As Louie trains for the next Olympic Games, the world descends into war. With the Olympic Games cancelled due to the outbreak of World War II, Louie enlists in the Air Force. After military training, Louie becomes a bombardier and receives orders to report to a military base in the Pacific. In 1941, Louie and the crew of the bomber, Super Man, engage in successful bombing runs of Japanese military targets. But after Japanese planes nearly destroy Super Man during an air battle, Louie and his best friend Russell Allen “Phil” Phillips get reassigned to a new plane and crew.
On a routine mission, their new plane crashes into the Pacific Ocean and only Louie, Phil, and their new crewmate Francis “Mac” McNamara survive. On board an inflatable life-raft, the men have few rations, little water, and no protection from the hot sun or the sharks that constantly encircle them. The men collect rainwater, catch birds to use the meat for fishing, and even kill and eat a couple of sharks. But it’s not enough and Mac dies from malnourishment.
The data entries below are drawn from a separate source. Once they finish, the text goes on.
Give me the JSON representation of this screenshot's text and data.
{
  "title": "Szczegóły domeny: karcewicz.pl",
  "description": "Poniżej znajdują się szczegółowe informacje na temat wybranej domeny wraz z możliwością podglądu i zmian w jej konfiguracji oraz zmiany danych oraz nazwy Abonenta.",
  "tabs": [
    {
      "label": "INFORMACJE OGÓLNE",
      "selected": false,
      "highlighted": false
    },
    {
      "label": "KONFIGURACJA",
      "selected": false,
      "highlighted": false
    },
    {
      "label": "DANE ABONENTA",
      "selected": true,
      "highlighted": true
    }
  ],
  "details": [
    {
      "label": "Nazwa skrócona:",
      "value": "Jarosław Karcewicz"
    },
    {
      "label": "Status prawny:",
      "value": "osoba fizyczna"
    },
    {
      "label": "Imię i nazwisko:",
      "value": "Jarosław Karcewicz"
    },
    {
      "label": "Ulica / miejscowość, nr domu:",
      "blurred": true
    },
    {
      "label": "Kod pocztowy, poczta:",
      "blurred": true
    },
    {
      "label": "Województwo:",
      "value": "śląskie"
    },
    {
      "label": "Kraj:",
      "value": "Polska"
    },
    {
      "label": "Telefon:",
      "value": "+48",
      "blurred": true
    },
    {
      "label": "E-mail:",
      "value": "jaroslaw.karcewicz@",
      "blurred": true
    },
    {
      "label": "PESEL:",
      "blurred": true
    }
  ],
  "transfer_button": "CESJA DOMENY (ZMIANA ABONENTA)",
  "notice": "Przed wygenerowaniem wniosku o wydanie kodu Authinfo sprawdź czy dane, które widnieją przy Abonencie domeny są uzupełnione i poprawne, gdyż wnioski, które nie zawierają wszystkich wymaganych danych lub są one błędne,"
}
After forty-seven days adrift on the raft, Louie and Phil fall into the hands of a passing Japanese military ship.
The Japanese bring Louie and Phil to a military base called “Execution Island” where they put them in small cages, give them almost no food, and inject them with experimental chemicals. Instead of executing them, the Japanese send Louie and Phil to separate labor camps in Japan. At the Omori camp, one of the head guards, Mutsuhiro “The Bird” Watanabe, singles out Louie for emotional and physical torture. The Bird feels powerful abusing the prisoners and thinks that if he can break the spirit of a famous Olympian like Louie, then he can feel even more power.
At one point, Japanese propagandists give Louie the opportunity to send his family a message over the radio. The U.S. army had mistakenly announced Louie’s death, but his family never lost hope that Louie was still alive. The Japanese broadcast Louie’s message throughout the U.S. and his family gets their first real indication that he’s alive. The propagandists tell Louie that he can leave the camp and live in a nice hotel if he agrees to read propaganda for them on the radio. Louie refuses and they send him back to the prison camp.
Soon after, the Bird transfers to another camp, but he brings Louie along with him so that he can continue the abuse. At this camp, Louie hauls tons of coal on his back all day. When a guard pushes him, Louie slips and breaks his leg. Since he can no longer work, the Bird makes him clean out the pig sty with his hands. This humiliation almost breaks Louie’s spirit for good, but he is just able to hold on.
After over two years of humiliating and torturing the prisoners, the Japanese suddenly announce that the war is over. As U.S. bombers deliver food and clothing to the prisoners, Louie, emaciated and exhausted, finally feels free. Days before the war had ended, the Bird learned about the impending Japanese surrender and fled the camp, fearing that the Allies would try him as a war criminal. After regaining some of his strength at a U.S. military hospital, Louie flies back home where he meets his overjoyed family.
Recuperating from the war in Miami, Louie falls in love with a beautiful and fiercely independent woman named Cynthia Applewhite. After only two weeks, Cynthia accepts Louie’s marriage proposal and, a few months later, they marry in a church outside Torrance. The military sends Louie around the country to give speeches about his experiences in the war but, plagued by his memories of torture, Louie begins to drink heavily. His marriage starts to fall apart and Louie develops a severe mental illness called PTSD (Posttraumatic Stress Disorder) that is common with military veterans.
After years of spiraling mental illness and alcoholism, as well as Louie’s abusive behavior toward his wife and children, Cynthia brings Louie to a Christian revival meeting where he comes to believe that a benevolent and compassionate God had been watching over him during the war. Louie finds redemption in the Christian faith, quits drinking, and overcomes the PTSD. His marriage rebounds and he lives out the rest of his life in peace by helping others in the service of God.